Нюта исполнила его желание, но с этой минуты отлетели от нее все счастливые мечты и планы. Она уже без удовольствия стала ходить в ряды и даже неохотно готовила себе приданое, никогда более не заставляя жениха любоваться на свои покупки. В душу ее закралось тяжелое и темное раздумье о своем сомнительном будущем…
Майор молчал и курил свою трубочку, но сердце его чуяло и родной глаз очень хорошо замечал все, что делается с девочкой.
Однажды она пошла в ряды и, сделав какую-то покупку, забежала "по пути" к жениху, хотя, собственно говоря, это было вовсе не по пути ей.
Полояров спал на диване. Нюта осторожно подкралась к нему и разбудила своим любящим поцелуем.
– Здравствуй, милый! Что я тебе скажу… – начала она весело и вместе с тем как-то таинственно и отчасти смущенно.

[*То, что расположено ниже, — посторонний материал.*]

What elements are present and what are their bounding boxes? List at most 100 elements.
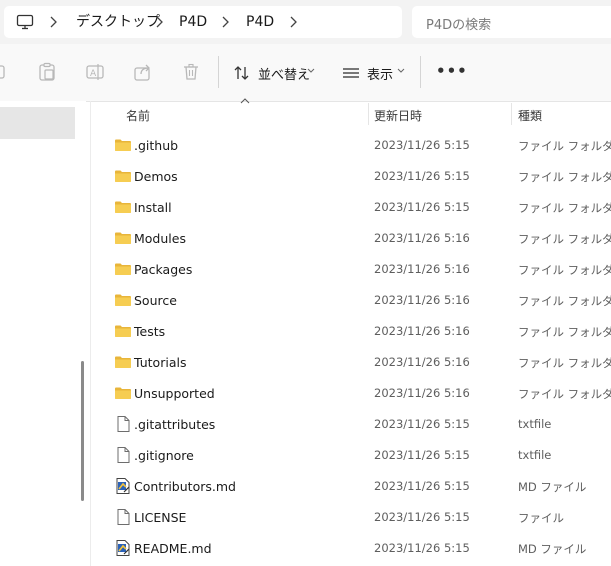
file-name: .gitignore	[134, 448, 194, 463]
folder-icon	[115, 325, 131, 337]
file-name: .gitattributes	[134, 417, 216, 432]
file-name: Packages	[134, 262, 193, 277]
file-type: ファイル フォルダー	[518, 139, 611, 153]
file-name: Demos	[134, 169, 178, 184]
file-modified: 2023/11/26 5:15	[374, 169, 470, 183]
file-type: ファイル フォルダー	[518, 201, 611, 215]
sort-icon	[234, 66, 249, 80]
breadcrumb-p4d-current[interactable]: P4D	[246, 13, 274, 31]
toolbar-separator	[218, 56, 219, 88]
chevron-right-icon[interactable]	[288, 15, 298, 29]
file-type: MD ファイル	[518, 542, 587, 556]
file-modified: 2023/11/26 5:16	[374, 355, 470, 369]
file-modified: 2023/11/26 5:15	[374, 200, 470, 214]
file-modified: 2023/11/26 5:15	[374, 510, 470, 524]
file-name: LICENSE	[134, 510, 187, 525]
folder-icon	[115, 139, 131, 151]
folder-icon	[115, 387, 131, 399]
markdown-file-icon	[116, 540, 130, 556]
file-row[interactable]: README.md 2023/11/26 5:15 MD ファイル	[108, 533, 611, 564]
folder-icon	[115, 263, 131, 275]
file-icon	[117, 509, 130, 525]
column-divider[interactable]	[368, 103, 369, 125]
chevron-right-icon[interactable]	[220, 15, 230, 29]
nav-scrollbar[interactable]	[81, 361, 84, 501]
cut-icon[interactable]	[0, 62, 8, 82]
delete-icon[interactable]	[181, 62, 201, 82]
view-button[interactable]: 表示	[342, 60, 408, 86]
nav-selected-item[interactable]	[0, 107, 75, 139]
file-name: Contributors.md	[134, 479, 236, 494]
view-label: 表示	[367, 68, 394, 83]
file-name: Source	[134, 293, 177, 308]
breadcrumb-desktop[interactable]: デスクトップ	[76, 13, 160, 31]
search-input[interactable]: P4Dの検索	[426, 14, 491, 33]
file-row[interactable]: Contributors.md 2023/11/26 5:15 MD ファイル	[108, 471, 611, 502]
file-name: Unsupported	[134, 386, 215, 401]
file-type: ファイル フォルダー	[518, 232, 611, 246]
file-type: txtfile	[518, 417, 552, 431]
file-type: ファイル フォルダー	[518, 387, 611, 401]
folder-icon	[115, 294, 131, 306]
file-row[interactable]: Modules 2023/11/26 5:16 ファイル フォルダー	[108, 223, 611, 254]
pane-divider[interactable]	[90, 101, 91, 566]
column-modified[interactable]: 更新日時	[374, 107, 422, 124]
file-row[interactable]: Unsupported 2023/11/26 5:16 ファイル フォルダー	[108, 378, 611, 409]
rename-icon[interactable]: A	[85, 62, 105, 82]
file-row[interactable]: .gitignore 2023/11/26 5:15 txtfile	[108, 440, 611, 471]
folder-icon	[115, 170, 131, 182]
file-name: Tutorials	[134, 355, 187, 370]
paste-icon[interactable]	[37, 62, 57, 82]
toolbar-separator	[420, 56, 421, 88]
file-row[interactable]: .github 2023/11/26 5:15 ファイル フォルダー	[108, 130, 611, 161]
folder-icon	[115, 356, 131, 368]
column-type[interactable]: 種類	[518, 107, 542, 124]
file-name: .github	[134, 138, 179, 153]
file-row[interactable]: Tutorials 2023/11/26 5:16 ファイル フォルダー	[108, 347, 611, 378]
command-bar: A 並べ替え 表示	[0, 44, 611, 102]
file-row[interactable]: Install 2023/11/26 5:15 ファイル フォルダー	[108, 192, 611, 223]
file-name: Install	[134, 200, 172, 215]
svg-text:A: A	[90, 69, 97, 79]
address-bar[interactable]: デスクトップ P4D P4D	[4, 6, 402, 38]
file-row[interactable]: Tests 2023/11/26 5:16 ファイル フォルダー	[108, 316, 611, 347]
navigation-pane	[0, 101, 86, 566]
search-box[interactable]: P4Dの検索	[412, 6, 611, 38]
column-name[interactable]: 名前	[126, 107, 150, 124]
file-modified: 2023/11/26 5:15	[374, 479, 470, 493]
chevron-right-icon[interactable]	[154, 15, 164, 29]
file-type: ファイル フォルダー	[518, 325, 611, 339]
column-divider[interactable]	[511, 103, 512, 125]
folder-icon	[115, 232, 131, 244]
file-type: MD ファイル	[518, 480, 587, 494]
file-name: README.md	[134, 541, 212, 556]
file-modified: 2023/11/26 5:16	[374, 293, 470, 307]
more-options-button[interactable]: •••	[436, 62, 468, 80]
sort-button[interactable]: 並べ替え	[233, 60, 318, 86]
file-modified: 2023/11/26 5:16	[374, 386, 470, 400]
file-row[interactable]: Demos 2023/11/26 5:15 ファイル フォルダー	[108, 161, 611, 192]
file-row[interactable]: Source 2023/11/26 5:16 ファイル フォルダー	[108, 285, 611, 316]
file-row[interactable]: .gitattributes 2023/11/26 5:15 txtfile	[108, 409, 611, 440]
file-icon	[117, 416, 130, 432]
file-type: ファイル フォルダー	[518, 356, 611, 370]
chevron-down-icon	[307, 68, 315, 73]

– Ну, ладно!.. После, после!.. Теперь я спать хочу… Убирайся, пожалуйста!.. Не мешай мне, или – коли хочешь – посиди, пожалуй, пока высплюсь, – пробормотал Ардальон, и калачом отвернувшись к спинке дивана, в ту же минуту сонно засопел с носовым присвистом.
Девушка постояла, посмотрела ему в спину, повернулась и ушла. С больным чувством обиды возвратилась она домой, уселась на полу, на маленькую скамеечку, за каким-то коленкором, который в тот день кроила, и, положив на колени подпертую ладонями голову, заплакала тихо, беззвучно, но горько.
Майор, запахнув халатик, подкрался на цыпочках к двери и осторожно заглянул на дочь из своей комнаты. Тревога отеческой любви и вместе с тем негодующая досада на кого-то чем-то трепетным отразились на лице его. Нервно сжимая в зубах чубучок своей носогрейки, пришел он в зальце, где сидела Нюта, не замечавшая среди горя его присутствия, и зашагал он от одного угла до другого, искоса взглядывая иногда на плачущую дочку.
– Ну, его к черту! – нервно дрогнул голос старика. – Брось, Нюта!.. брось!.. Не стоит!.. Не думай ты о нем больше!.. Право!.. Весь-то он, как есть, одной твоей слезинки не стоит!.. Ну его!.. Ей-Богу, говорю, – брось ты все это!
И он еще крепче защемил между зубами свой чубучок, потому что и у самого-то уже навертывались на глаза жгучие слезы обиды, боли и досады. Но Нюта, не подымая головы, только медленно и отрицательно покачала ею, и в этом движении было так много чего-то кручинного, безнадежного, беспомощного…
Она теперь уже ощущала внутри себя нечто новое, в чем ни за что не призналась бы старому майору.
XXIX. «Эврика» по-гречески значит: нашел
Ардальона разбудили вторично. Но на этот раз перед ним уже стояла не улыбающаяся Нюточка, а почтальон, принесший ему с почты письмо. На конверте значился петербургский штемпель. Заспанный Полояров однако же почти сразу догадался от кого было это послание.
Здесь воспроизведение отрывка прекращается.